Similarly, the technologies used have limitations. Concretely, the fact that the range of a sensor for visualising the automotive environment is, for example, 100 m must lead to the consideration of accident scenarios involving phenomena that can be integrated by the human operator but not by the CPS. In order to carry out this task, the use of simulation is unavoidable.


Third point: measuring the interaction within the human-machine team

The question of the limits of a CPS immediately raises the question of the conditions under which it can be taken over by the human operator. However, the latter is also subject to intra-individual variations, due to the variability of his behaviour as a function of psychological and physiological factors.

It is at this level that very concrete questions of performance measurement arise (how to measure a response time?), in order to determine intervention frameworks that meet the objective of safely taking over a CPS in the event of failure of its autopilot system.

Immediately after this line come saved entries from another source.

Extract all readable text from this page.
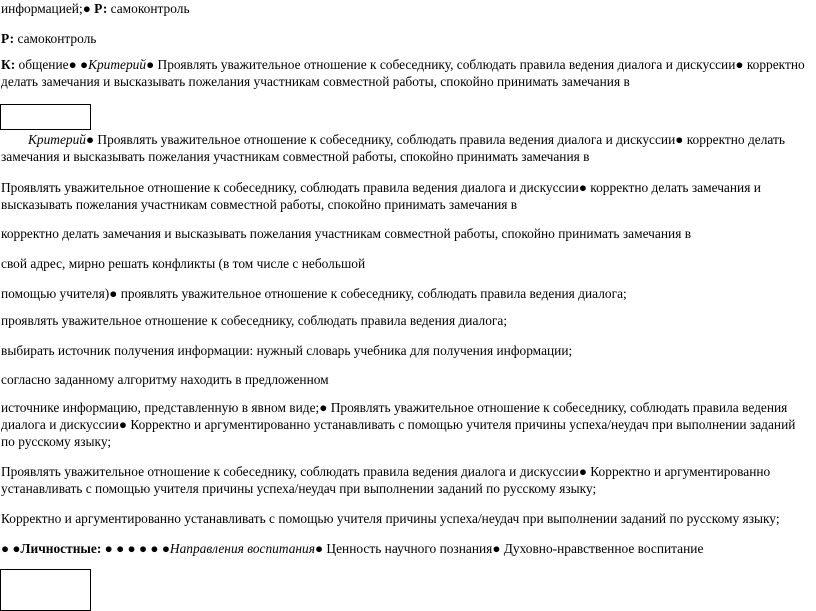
информацией;● Р: самоконтроль

Р: самоконтроль

К: общение● ●Критерий● Проявлять уважительное отношение к собеседнику, соблюдать правила ведения диалога и дискуссии● корректно делать замечания и высказывать пожелания участникам совместной работы, спокойно принимать замечания в

Критерий● Проявлять уважительное отношение к собеседнику, соблюдать правила ведения диалога и дискуссии● корректно делать замечания и высказывать пожелания участникам совместной работы, спокойно принимать замечания в

Проявлять уважительное отношение к собеседнику, соблюдать правила ведения диалога и дискуссии● корректно делать замечания и высказывать пожелания участникам совместной работы, спокойно принимать замечания в

корректно делать замечания и высказывать пожелания участникам совместной работы, спокойно принимать замечания в

свой адрес, мирно решать конфликты (в том числе с небольшой

помощью учителя)● проявлять уважительное отношение к собеседнику, соблюдать правила ведения диалога;

проявлять уважительное отношение к собеседнику, соблюдать правила ведения диалога;

выбирать источник получения информации: нужный словарь учебника для получения информации;

согласно заданному алгоритму находить в предложенном

источнике информацию, представленную в явном виде;● Проявлять уважительное отношение к собеседнику, соблюдать правила ведения диалога и дискуссии● Корректно и аргументированно устанавливать с помощью учителя причины успеха/неудач при выполнении заданий по русскому языку;

Проявлять уважительное отношение к собеседнику, соблюдать правила ведения диалога и дискуссии● Корректно и аргументированно устанавливать с помощью учителя причины успеха/неудач при выполнении заданий по русскому языку;

Корректно и аргументированно устанавливать с помощью учителя причины успеха/неудач при выполнении заданий по русскому языку;

● ●Личностные: ● ● ● ● ● ●Направления воспитания● Ценность научного познания● Духовно-нравственное воспитание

Having measurement methods is a key issue for HMIs, in order to improve the relevance and performance of the human-machine team. The quality of decisions is largely due to a good distribution of roles between the operator and the intelligence embedded in a CPS.



In fact, it is not self-evident that humans always bring an increase in the performance of a CPS: it is a nice idea that is meant to be optimistic about the future of humans, but its proof can only be provided through systems proposing concrete articulations between the two members of a HMI team.

This article has benefited from the assistance of Bernard Favre, Fellow Presans.


(1) The concept of SPC plays a central role in the definition of the Industry 4.0 agenda, a genealogy of which we sketched in an earlier post.